What did @drsteveng actually say?
The core argument is this: insulin resistance activates aromatase, aromatase converts testosterone into estrogen, and the result is low testosterone with high estrogen. The punchline is a genuinely useful clinical question: "are the symptoms of low T, really just elevated estrogen?" If that elevated estrogen is driven by insulin resistance and visceral fat, then jumping straight to TRT might make things worse, not better, because you'd just be feeding the aromatase enzyme more raw material.
The creator also lists specific lab markers for metabolic dysfunction, including triglycerides above 100, liver enzymes climbing above 25, a triglyceride-to-HDL ratio above 2, and rising hemoglobin A1C. These are framed as signs of a "metabolically unhealthy person" who needs a different intervention than hormone replacement.
Does the science back this up?
Mostly, yes. The aromatase-insulin resistance connection is one of the better-supported mechanisms in male endocrinology, and the creator gets the basic biology right. The problem is in the absolute framing of some specific numbers and the sweeping claim about causation.
Aromatase (CYP19A1) is expressed in adipose tissue, and visceral fat in particular is associated with higher aromatase activity. Multiple studies confirm that obesity-related hyperinsulinemia upregulates aromatase expression. Giagulli et al. (1994, Journal of Clinical Endocrinology and Metabolism) showed that obese men with low testosterone had significantly higher estradiol and aromatase activity compared to normal-weight hypogonadal men. Corona et al. (2011, European Journal of Endocrinology) found metabolic syndrome was independently associated with lower testosterone in a large meta-analysis. So the mechanism is real and documented.

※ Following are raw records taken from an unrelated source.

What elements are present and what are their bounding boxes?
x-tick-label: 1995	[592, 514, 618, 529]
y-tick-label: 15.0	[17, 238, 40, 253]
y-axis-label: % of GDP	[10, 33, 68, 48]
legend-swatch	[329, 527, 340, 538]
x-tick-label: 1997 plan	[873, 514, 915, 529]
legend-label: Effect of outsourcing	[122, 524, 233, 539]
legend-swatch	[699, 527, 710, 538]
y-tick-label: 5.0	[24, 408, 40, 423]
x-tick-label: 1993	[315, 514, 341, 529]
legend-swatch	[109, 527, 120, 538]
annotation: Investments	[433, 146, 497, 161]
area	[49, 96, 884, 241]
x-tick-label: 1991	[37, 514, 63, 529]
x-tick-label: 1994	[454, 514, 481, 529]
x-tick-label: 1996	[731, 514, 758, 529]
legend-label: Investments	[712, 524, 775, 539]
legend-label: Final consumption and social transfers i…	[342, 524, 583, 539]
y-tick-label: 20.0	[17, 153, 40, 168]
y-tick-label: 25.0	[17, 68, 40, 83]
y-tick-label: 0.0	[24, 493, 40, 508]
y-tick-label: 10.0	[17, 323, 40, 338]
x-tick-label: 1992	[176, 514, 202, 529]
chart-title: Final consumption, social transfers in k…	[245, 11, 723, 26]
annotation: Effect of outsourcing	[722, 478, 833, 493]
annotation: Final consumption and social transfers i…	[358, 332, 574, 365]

However, the claim that insulin resistance is "the number one cause of low testosterone in men in the United States" is stated as settled fact. It is a reasonable hypothesis with supporting evidence, but primary hypogonadism, aging-related testicular decline, and other factors also contribute substantially. The epidemiology does not clearly rank insulin resistance above all others.
What did they get wrong (or right)?
The lab thresholds deserve scrutiny. Calling liver enzymes "climbing above 25" as a red flag is unusually aggressive. Standard clinical reference ranges for ALT typically go up to 40-56 U/L depending on the lab, and a value of 26 would not raise an eyebrow in most clinical settings. Using 25 as a cutoff without citing the source feels more like a personal preference than an evidence-based threshold.
The triglycerides above 100 threshold is also tighter than standard clinical definitions of metabolic syndrome, which use 150 mg/dL as the cutoff (National Cholesterol Education Program criteria). Using 100 as a flag is not wrong per se, it may reflect a more preventive posture, but presenting it without context could cause unnecessary alarm in patients with borderline labs.
What he got right: the warning that adding testosterone in an aromatase-heavy environment may accelerate estrogen conversion is pharmacologically sound. Ramasamy et al. (2014, Journal of Urology) documented that TRT in obese men can significantly increase estradiol without proportionate testosterone benefit. The clinical logic holds.
What should you actually know?
If you have symptoms of low testosterone, including fatigue, low libido, brain fog, or mood changes, and your labs show both low testosterone and high estradiol alongside markers of insulin resistance, that is a genuinely different clinical picture than straightforward hypogonadism. It warrants a different conversation with your clinician.
Lifestyle interventions targeting insulin resistance, specifically resistance training, caloric deficit, and improved sleep, have been shown to raise testosterone and lower estradiol in overweight men without any hormonal medication. Khoo et al. (2011, Diabetes Care) demonstrated meaningful testosterone increases in obese men through diet and exercise alone.
That said, insulin resistance and primary hypogonadism can coexist. This is not a binary choice. Some men have both damaged testicular function and metabolic dysfunction. Treating one does not guarantee the other resolves. A clinician should evaluate the full picture, including LH and FSH levels, before deciding whether TRT is appropriate. The creator's framing is a useful counterweight to TRT-first thinking, but it should not become a reason to dismiss hormone therapy when it is genuinely indicated.